Сентиментальный роман - Вера Панова
Шрифт:
Интервал:
Закладка:
Он прошелся, чтобы унять свое волнение.
— Я на ваших девушек смотрю и думаю: что ж такое значит, что на меня за всю мою молодость не пришлось нисколько чистоты этой и нежности… Ведь чистота — это хорошо, над этим только сволочи смеются, верно?
— Верно.
— Что ж такое, думаю, что, например, Лиза, не спросившись, ко мне подошла, под руку взяла и повела куда хотела, а, например, Зойка маленькая в жизнь не подойдет?.. Да, дорогой товарищ, уже — все, уже никогда не будет мне этой любви воздушной, про которую читаем в хороших книгах.
— Ну почему, — сказал Севастьянов, — может, будет еще.
— Нет! — сказал Кушля. — Чего не будет, того не будет! Это — судьба мимо меня пронесла. Журналистом стану безусловно, будь уверен, а насчет любви — нет! Тут при распределении не учли меня, что ли. И возражать особенно не приходится, поскольку жизнь далеко еще не достигла своей высоты. Поскольку дерьма еще горы кругом невывезенного. Но мы его вывезем, дорогой товарищ, с помощью нашей прессы! Мы нашу жизнь подымем на должную высоту!
— Слушай, — сказал Кушля, — я тебе эту картину описал, как я в Тихорецкой на вокзале, на каменном полу. Открою глаза — надо мной сапоги шагают — туда, сюда! Дверь не закрывалась ни на одну минуту. Холодом меня охлестывало на полу, как ледяной водой, январь это был. Скажи: как я жив остался? Уж не говорю о ранениях. Сколько крови моей утекло в землю. Я умирал несчетно раз. Я все, понимаешь, про это знаю — как умирает человек, что у него делается с руками, с печенкой, селезенкой, сердцем… И все ж таки жив, ты подумай. И теперь…
В глазах у него ярко заблестели слезы.
— Теперь будет сын. Мой сын, понимаешь? Глаза мои, волосики… А может, на Лизу будет похож, тоже ничего, она ведь ничего, верно? Симпатичная, верно?
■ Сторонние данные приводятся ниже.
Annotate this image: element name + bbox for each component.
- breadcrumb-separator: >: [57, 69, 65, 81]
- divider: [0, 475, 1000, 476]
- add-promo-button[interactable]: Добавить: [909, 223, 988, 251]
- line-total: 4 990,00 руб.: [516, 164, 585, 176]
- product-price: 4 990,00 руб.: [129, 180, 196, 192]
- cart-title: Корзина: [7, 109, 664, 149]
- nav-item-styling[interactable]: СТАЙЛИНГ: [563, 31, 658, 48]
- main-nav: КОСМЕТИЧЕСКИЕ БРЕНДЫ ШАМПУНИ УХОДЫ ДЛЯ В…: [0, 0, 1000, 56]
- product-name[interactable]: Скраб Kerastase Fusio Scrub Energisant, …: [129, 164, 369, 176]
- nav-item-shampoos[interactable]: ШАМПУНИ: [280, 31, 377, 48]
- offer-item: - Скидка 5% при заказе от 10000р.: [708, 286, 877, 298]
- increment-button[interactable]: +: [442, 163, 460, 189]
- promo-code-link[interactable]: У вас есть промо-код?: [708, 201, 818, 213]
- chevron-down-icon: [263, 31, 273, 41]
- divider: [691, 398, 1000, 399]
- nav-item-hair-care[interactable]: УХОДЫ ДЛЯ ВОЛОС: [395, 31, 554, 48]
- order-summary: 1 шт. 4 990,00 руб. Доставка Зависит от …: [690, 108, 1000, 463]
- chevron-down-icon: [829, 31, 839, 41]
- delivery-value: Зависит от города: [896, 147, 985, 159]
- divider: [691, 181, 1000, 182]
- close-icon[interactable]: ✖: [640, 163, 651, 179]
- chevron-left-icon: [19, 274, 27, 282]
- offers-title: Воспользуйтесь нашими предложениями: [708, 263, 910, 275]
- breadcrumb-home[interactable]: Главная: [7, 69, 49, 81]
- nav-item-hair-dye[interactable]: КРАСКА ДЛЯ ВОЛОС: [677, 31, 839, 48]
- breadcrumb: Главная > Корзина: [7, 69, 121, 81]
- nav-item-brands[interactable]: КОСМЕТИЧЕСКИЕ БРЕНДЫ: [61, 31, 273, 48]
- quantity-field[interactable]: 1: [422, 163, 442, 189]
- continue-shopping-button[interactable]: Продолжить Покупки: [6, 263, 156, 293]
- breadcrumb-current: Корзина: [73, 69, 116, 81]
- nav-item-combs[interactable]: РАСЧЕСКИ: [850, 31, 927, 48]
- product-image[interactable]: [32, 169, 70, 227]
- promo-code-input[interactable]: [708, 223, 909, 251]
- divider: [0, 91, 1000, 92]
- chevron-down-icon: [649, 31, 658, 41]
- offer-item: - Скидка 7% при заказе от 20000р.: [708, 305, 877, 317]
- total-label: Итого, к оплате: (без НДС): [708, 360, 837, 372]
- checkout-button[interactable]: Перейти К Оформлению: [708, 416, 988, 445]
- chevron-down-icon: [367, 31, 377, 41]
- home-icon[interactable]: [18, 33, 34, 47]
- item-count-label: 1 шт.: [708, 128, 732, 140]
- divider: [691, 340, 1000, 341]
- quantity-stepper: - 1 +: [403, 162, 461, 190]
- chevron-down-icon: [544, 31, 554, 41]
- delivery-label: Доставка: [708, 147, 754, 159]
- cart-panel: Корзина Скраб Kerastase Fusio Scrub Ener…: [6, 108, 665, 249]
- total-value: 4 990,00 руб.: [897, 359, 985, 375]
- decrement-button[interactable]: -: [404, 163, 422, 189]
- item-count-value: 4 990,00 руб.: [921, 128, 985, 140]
Не в том дело, на кого будет похож, а в том, понимаешь, — ты подумай, какая жизнь у него будет, что я, отец, ему завоевал. Он же родится — где? — в Советской республике, а не в рабстве, как я был рожден. Уж у него — будь покоен! — все будет, чего у нас с тобой не было. Уж он все получит, чего мы, отцы, в нашей молодости и не слыхали, только сейчас и узнаем, как дикари. Ему не придется в сыпняке на вокзале, — да и болезней, думается мне, не будет, когда он подрастет. Уничтожим и болезни, — ничего, я считаю, не будет на его светлом пути, ни сучка, ни задоринки…
29
Окно комнаты, в которой жили Севастьянов и Городницкий, смотрело во двор. С четырех сторон двор был обставлен домами — заключен в кирпичную коробку.
Опять наступила весна. Севастьянов и Городницкий отворили свое окошко и больше не затворяли, и жизнь двора перла к ним в комнату.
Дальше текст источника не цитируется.